In 2020 the Move Forward opposition party questioned royal spending paid by government departments, including nearly 3 billion baht (89,874,174 USD) from the Defense Ministry and Thai police for royal security, and 7 billion baht budgeted for royal development projects, as well as 38 planes and helicopters for the monarchy. Previously, on June 16, 2018, it was revealed that Thailand's Crown Property Bureau transferred its entire portfolio to the new King Maha Vajiralongkorn.

photo of graffiti of 112 crossed out on sidewalk

Protestors In Bangkok Call For Political Prisoner Release

Peerapon Boonyakiat/SOPA Images via ZUMA Wire

Freedom of speech at stake

"Article 112 shuts down all freedom of speech in this country", says Sirikan. "Even the political parties fear to touch the subject, so it blocks most things. This country cannot move anywhere if we still have this law."

The student activist herself was charged with lèse-majesté in September 2020, after simply citing a list of public documents that refer to royal family expenditure. Sirikan comes from a family that has faced the consequences of decades of political repression. Her grandfather, Tiang Sirikhan was a journalist and politician who openly protested against Thailand's involvement in World War II. He was accused of being a Communist and abducted in 1952. According to Sirikhan's family, he was killed by the state.

The new report was conducted by The International Federation for Human Rights (FIDH), Thai Lawyer for Human Rights (TLHR), and Internet Law Reform Dialogue (iLaw). It accuses Thai authorities of an increasingly broad interpretation of Article 112, to the point of "absurdity," including charges against people for criticizing the government's COVID-19 vaccine management, wearing crop tops, insulting the previous monarch, or quoting a United Nations statement about Article 112.

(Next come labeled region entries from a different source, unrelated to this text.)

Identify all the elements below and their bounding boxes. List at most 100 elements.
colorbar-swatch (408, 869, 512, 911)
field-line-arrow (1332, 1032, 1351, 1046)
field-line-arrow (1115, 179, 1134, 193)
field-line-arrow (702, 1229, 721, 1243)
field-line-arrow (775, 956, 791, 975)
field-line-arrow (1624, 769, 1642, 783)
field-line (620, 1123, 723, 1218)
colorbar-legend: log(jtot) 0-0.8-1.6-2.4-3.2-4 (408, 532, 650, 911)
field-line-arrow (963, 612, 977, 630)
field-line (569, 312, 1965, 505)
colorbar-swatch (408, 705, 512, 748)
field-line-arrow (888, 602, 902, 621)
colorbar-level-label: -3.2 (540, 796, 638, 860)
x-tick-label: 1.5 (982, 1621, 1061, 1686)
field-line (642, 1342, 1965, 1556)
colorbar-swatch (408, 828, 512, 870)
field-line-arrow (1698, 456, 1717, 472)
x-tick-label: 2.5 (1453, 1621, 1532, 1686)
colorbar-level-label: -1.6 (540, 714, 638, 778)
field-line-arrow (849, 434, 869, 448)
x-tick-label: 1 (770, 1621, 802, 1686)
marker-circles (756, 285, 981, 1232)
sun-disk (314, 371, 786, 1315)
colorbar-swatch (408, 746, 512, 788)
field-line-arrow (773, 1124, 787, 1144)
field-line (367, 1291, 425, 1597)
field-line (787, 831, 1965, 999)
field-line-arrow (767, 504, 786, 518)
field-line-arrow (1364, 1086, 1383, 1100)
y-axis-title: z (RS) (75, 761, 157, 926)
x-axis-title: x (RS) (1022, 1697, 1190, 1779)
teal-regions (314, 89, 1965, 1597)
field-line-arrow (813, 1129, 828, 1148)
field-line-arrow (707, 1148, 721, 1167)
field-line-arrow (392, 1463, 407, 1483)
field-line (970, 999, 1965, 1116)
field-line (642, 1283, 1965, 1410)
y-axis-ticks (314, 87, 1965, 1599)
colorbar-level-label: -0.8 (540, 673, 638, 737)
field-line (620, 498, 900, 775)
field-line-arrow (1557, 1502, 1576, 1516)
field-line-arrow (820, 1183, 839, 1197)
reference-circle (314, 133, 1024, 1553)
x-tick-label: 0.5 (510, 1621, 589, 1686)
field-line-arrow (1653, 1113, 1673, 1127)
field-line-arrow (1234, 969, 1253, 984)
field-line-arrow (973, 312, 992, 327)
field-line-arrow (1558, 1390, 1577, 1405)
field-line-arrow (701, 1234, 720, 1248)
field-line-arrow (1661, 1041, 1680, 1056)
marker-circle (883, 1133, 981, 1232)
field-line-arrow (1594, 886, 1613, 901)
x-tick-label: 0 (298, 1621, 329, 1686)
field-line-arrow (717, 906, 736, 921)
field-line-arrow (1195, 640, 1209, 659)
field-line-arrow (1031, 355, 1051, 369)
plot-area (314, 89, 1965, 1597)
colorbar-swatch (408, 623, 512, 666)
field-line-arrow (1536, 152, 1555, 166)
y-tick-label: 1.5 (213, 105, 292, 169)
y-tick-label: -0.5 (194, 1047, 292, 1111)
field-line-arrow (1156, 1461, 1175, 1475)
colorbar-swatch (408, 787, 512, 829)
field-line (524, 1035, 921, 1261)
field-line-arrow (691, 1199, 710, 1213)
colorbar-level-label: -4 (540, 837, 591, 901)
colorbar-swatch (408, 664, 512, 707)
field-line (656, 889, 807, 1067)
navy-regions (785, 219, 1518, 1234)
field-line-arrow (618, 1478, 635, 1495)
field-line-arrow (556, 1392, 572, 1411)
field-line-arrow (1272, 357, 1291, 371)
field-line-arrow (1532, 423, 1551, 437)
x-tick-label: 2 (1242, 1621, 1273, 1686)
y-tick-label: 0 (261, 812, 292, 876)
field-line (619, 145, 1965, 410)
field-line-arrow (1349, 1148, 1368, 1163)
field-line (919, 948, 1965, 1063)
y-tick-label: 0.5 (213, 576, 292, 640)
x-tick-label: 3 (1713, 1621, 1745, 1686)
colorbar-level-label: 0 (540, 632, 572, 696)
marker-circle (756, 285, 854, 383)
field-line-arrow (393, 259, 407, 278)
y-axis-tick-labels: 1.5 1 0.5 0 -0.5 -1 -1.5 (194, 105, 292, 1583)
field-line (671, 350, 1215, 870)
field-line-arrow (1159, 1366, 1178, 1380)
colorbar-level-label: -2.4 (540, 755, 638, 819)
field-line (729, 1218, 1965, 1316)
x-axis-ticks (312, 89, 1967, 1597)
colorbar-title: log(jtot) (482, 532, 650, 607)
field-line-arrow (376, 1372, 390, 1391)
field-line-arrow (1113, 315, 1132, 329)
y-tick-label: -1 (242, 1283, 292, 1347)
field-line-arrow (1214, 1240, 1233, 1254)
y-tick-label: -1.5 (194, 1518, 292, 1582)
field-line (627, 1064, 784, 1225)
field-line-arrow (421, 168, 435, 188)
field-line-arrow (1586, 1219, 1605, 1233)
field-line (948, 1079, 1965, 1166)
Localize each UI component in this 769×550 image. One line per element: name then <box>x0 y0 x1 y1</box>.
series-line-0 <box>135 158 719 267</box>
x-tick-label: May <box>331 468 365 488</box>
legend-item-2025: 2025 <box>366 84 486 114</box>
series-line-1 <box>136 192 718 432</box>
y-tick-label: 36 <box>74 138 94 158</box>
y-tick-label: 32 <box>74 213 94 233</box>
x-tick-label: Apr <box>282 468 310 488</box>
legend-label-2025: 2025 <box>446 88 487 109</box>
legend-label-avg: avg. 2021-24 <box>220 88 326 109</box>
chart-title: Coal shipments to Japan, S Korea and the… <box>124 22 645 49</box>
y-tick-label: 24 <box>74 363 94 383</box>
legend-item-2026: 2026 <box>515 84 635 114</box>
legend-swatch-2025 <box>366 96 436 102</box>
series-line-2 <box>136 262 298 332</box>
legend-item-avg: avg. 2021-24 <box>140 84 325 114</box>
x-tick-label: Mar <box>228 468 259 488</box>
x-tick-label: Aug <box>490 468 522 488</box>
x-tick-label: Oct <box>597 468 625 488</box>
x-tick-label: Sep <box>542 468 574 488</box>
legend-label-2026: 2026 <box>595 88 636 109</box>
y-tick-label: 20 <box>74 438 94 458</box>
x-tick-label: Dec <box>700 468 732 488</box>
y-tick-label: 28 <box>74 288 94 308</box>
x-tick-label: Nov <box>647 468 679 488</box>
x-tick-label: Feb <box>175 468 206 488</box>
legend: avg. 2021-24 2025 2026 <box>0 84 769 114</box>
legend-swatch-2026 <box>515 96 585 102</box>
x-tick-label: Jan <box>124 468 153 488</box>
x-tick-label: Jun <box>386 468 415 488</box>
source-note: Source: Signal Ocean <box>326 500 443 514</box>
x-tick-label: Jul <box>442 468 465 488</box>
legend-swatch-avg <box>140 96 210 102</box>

Juthatip Sirikan speaks in front of democracy monument.

Shift to social media

While in the past the Article was only used against people who spoke about the royals, it's now being used as an alibi for more general political repression — which has also spurred more open campaigning to abolish it. Sirikan recounts recent cases of police charging people for spreading paint near the picture of the king during a protest, or even just for having a picture of the king as phone wallpaper.

The more than a century-old law is now largely playing out online, where much of today's protest takes place in Thailand. Sirikan says people are willing to go further on social media to expose information such as how the king intervenes in politics and the monarchy's accumulation of wealth, information the mainstream media rarely reports on them.

Not surprisingly, however, social media is heavily monitored and the military is involved in Intelligence operations and cyber attacks against human rights defenders and critics of any kind. In October 2020, Twitter took down 926 accounts, linked to the army and the government, which promoted themselves and attacked political opposition, and this June, Google removed two Maps with pictures, names, and addresses, of more than 400 people who were accused of insulting the Thai monarchy. "They are trying to control the internet as well," Sirikan says. "They are trying to censor every content that they find a threat".